Posterior Bayesian Neural Networks with Dependent Weights

TL;DR

This paper analyzes the posterior distribution of deep neural networks with dependent, heavy-tailed weights in the infinite-width limit, providing conditions for invertibility and independence of sequential limits.

Contribution

It extends prior work by identifying conditions under which the posterior distribution converges and is independent of the order in wide neural networks with dependent weights.

Findings

Posterior distribution characterized in the wide-width limit.

Sufficient conditions for covariance matrix invertibility.

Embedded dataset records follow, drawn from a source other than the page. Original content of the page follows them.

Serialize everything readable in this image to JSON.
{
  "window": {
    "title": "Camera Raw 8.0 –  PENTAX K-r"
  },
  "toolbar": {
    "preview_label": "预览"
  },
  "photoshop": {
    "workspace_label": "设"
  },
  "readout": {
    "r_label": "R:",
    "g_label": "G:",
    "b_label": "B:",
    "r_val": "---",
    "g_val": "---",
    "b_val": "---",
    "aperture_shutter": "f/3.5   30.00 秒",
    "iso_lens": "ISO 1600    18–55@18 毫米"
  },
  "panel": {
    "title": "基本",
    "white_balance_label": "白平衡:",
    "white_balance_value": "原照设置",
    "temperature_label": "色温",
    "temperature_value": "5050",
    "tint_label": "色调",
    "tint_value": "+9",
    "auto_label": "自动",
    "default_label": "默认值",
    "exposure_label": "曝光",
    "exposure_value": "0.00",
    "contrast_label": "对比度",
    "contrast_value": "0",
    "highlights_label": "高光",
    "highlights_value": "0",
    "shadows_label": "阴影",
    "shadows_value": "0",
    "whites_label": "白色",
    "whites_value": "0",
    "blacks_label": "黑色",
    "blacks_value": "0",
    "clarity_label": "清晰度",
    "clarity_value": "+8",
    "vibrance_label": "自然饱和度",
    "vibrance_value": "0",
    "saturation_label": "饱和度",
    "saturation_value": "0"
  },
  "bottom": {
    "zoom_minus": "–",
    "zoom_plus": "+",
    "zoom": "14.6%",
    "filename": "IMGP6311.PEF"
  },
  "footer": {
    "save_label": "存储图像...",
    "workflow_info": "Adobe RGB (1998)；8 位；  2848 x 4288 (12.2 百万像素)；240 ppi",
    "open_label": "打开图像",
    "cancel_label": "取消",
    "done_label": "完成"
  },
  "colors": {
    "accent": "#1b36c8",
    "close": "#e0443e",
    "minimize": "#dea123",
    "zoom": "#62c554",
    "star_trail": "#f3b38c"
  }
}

Examples and simulations illustrating theoretical results.

Abstract

We consider fully connected and feedforward deep neural networks with dependent and possibly heavy-tailed weights, as introduced in [26], to address limitations of the standard Gaussian prior. It has been proved in [26] that, as the number of nodes in the hidden layers grows large, according to a sequential and ordered limit, the law of the output converges weakly to a Gaussian mixture. In this paper, we study the neural network through the lens of the posterior distribution with a Gaussian likelihood. If the random covariance matrix of the infinite-width limit is positive definite under the prior, we identify the posterior distribution of the output in the wide-width limit according to a sequential regime. Remarkably, we provide mild sufficient conditions to ensure the aforementioned invertibility of the random covariance matrix under the prior, thereby extending the results in [8]. Among our results, we present sufficient conditions on some model parameters (the activation function and the associated L\'evy measures) which ensure that the sequential limits are independent of the order. We illustrate our findings with examples and numerical simulations.